Climate change made the news several days in mid-September. That was the least that could be done to acknowledge the massive and historic mobilization of people in numerous cities around the world prior to the UN summit, where world leaders gathered to set the stage for global climate negotiations over the next few months. The event was more than just a Climate Week. It was the grand opening of a period that will last over a year and witness an intensification of events to raise awareness of and demand action on climate change. The final act will happen in December 2015 in Paris where it is hoped that all nations will come to a legally binding agreement on climate.
It is tempting to analyze these past and upcoming events from a dualistic perspective that stresses the traditional tensions between the individuals and their institutions, blame one side or the other for the present situation and craft simple solutions to the problem of climate change. But the complex reality calls for a more sophisticated approach. The discourse on the environment, and more specifically the ongoing climate debate, offers the unique opportunity for all protagonists of change — individuals, communities and institutions — to unite around a common aspiration and work together to achieve it. We are at a turning point… but maybe not the one we are inclined to think.
* Recognizing the progress made…
We have come a long way since awareness about the severe consequences of climate change came to a head in 1992 when the first international treaty to address this issue was negotiated. Notable progress has been made at all levels of society since then. Increasing numbers of individuals are making daily efforts to adjust their lifestyles to lower their carbon footprints. Local and regional governments enjoy a closeness to citizens and a leeway that have allowed them to lead institutions in taking concrete measures to tackle climate change. While California promotes low-emission cars through financial incentives, Barcelona, Melbourne and Curitiba are making efforts to expand public transportation. Some nations have taken strong and effective climate-conscious measures: Costa Rica has extended a ban on petroleum exploration and extraction, and on October 24th, the European Union adopted the most ambitious energy and climate policy to date, thus committing to cut its greenhouse gas emissions by 40% by 2030. Other major institutional players, such as universities, faith-based organizations and philanthropies have divested from fossil fuels for cleaner alternatives.
*… and the efforts that lie ahead…
Yet, needless to say, a lot still needs to be done. Pledges are still far below both what is needed to effect meaningful change and scarcely tap countries’ capacities to restructure their energy systems.
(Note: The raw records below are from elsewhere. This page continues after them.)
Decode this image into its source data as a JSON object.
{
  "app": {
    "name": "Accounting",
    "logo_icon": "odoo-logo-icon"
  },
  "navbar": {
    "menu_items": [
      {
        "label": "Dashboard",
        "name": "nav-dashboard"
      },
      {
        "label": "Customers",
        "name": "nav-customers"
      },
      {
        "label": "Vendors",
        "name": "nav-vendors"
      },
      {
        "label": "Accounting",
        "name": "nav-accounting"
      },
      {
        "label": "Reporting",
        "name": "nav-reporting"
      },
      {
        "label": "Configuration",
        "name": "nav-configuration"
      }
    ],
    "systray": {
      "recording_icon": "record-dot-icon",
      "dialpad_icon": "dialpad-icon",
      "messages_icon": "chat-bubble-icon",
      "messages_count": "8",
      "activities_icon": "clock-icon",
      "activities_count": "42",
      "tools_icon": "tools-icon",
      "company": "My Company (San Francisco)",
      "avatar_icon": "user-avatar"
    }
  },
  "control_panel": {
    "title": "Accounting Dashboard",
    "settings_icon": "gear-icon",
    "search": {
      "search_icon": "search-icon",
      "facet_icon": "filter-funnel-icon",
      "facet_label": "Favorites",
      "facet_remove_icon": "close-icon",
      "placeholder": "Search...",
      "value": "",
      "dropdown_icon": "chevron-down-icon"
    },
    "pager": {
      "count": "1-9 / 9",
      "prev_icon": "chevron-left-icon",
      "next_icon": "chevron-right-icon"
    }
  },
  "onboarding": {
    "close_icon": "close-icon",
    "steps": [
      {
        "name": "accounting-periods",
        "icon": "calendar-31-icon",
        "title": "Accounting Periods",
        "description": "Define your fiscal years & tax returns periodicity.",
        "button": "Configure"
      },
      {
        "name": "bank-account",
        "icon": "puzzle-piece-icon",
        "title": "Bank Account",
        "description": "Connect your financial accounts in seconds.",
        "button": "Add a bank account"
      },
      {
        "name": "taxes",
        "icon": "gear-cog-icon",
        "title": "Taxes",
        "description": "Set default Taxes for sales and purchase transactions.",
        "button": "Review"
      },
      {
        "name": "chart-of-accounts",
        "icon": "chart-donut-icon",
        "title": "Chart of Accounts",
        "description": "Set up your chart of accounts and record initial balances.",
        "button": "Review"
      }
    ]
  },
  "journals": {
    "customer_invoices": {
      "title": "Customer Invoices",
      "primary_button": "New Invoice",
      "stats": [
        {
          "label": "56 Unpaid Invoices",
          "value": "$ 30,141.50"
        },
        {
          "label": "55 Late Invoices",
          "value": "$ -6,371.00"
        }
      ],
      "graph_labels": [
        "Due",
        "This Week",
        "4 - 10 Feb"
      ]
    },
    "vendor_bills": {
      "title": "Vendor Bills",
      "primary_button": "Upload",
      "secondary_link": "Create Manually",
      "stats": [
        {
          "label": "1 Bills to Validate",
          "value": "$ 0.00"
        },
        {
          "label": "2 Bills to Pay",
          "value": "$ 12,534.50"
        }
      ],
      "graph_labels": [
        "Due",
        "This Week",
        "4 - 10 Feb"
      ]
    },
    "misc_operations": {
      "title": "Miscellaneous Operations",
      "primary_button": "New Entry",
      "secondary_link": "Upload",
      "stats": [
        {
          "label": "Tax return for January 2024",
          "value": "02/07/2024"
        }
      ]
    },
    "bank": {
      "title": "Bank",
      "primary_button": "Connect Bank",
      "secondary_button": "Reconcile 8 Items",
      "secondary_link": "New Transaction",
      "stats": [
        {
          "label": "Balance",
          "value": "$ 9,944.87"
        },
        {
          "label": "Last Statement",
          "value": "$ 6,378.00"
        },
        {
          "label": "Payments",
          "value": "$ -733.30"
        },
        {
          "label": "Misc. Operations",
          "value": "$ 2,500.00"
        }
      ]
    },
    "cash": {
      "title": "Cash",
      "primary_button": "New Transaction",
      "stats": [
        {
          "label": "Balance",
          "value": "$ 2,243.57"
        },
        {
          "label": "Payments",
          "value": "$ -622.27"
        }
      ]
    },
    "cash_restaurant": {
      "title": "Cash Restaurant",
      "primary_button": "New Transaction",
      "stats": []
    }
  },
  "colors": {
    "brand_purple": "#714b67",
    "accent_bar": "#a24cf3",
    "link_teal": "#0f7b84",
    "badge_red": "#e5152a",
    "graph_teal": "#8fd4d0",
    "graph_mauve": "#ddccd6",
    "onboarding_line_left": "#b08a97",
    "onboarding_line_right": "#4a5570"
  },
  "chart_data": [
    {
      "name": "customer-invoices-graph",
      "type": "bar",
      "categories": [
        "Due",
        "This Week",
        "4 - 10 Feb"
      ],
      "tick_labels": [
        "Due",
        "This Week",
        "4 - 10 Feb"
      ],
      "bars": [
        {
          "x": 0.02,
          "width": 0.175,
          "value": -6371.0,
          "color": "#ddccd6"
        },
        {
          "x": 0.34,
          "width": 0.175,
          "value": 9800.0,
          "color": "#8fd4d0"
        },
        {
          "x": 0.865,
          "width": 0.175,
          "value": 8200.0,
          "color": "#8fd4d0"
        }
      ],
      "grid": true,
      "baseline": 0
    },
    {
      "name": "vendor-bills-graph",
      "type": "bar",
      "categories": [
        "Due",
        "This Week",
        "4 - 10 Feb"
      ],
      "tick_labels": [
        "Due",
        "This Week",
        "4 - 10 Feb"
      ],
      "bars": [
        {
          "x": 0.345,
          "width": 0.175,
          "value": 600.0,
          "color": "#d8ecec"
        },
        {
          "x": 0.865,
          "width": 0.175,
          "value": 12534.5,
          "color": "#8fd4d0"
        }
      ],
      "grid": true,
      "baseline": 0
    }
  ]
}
And when we know that only 54% of the Americans believe that mankind is responsible for climate change, we realize that the many efforts made over the years shouldn’t obscure the fact that, for whatever reason, most people go on with their daily lives without paying much attention to their environmental footprint — i.e. waste disposal, water and energy consumption, carbon emissions, etc. Everyone has a part to play to save the planet. Citizens and their governments, for sure. But also the many other actors that bear equal responsibility to respond to the crisis: businesses, religious groups, NGOs, universities, etc. As Mr. DiCaprio expressed so clearly in his speech before the leaders gathered for the climate summit in September, “This disaster has grown beyond the choices that individuals make. This is now about industries and governments around the world taking large-scale and decisive action.” This fundamental understanding helps us adopt a more nuanced approach.
*… to adopt a new mindset
Remarks that exacerbate the tensions between individual and institutions are counter-productive. Believing that high-level meetings are doomed to fail before they even get started won’t help bring about their eventual success. Writing that “the leaders will disappoint the marchers” is as despondent as titling a whole article “Largest Climate-Change March in History Unlikely to Convince Idiots” — referring to those Americans who still doubt mankind has anything to do with climate change. Thankfully, these two viewpoints were put forth in the same well-known weekly magazine, and it seems that not all media outlets report on climate change-related events through a reductive, dualistic lens.
While it is very tempting to withdraw behind all kinds of perceived differences — culture, religion, gender, language, ideology — just as many as one chooses to see — and fall into a relativism that will eventually justify our inaction, environmental causes offer a long-awaited catalyst to help us awaken to the plain truth that we are one people living on one planet. With this in mind, how are we to approach the current and upcoming political negotiations on climate change? We know that neither governments nor individuals are perfect; both have made tremendous progress and both still have a long way to go. All face the same struggle that require them to get out of their comfort zone, familiar habits and complacent mode of operation. How can they both seize this opportunity and encourage each other?
Maybe the mobilization on climate change could help overcome the “them vs. us” divide and create new ties between individuals and institutions.
As a review of the last two decades shows, from the creation of the IPCC to the adoption of the Kyoto Protocol and today’s People’s March, the progress of one influences progress of the other. So, moving beyond “bottom-up” or “top-down” movements, what figures or systems could describe the dynamics climate change really needs?
 The history of human rights sadly sits as the most obvious example of the paralysis that relativism can engender.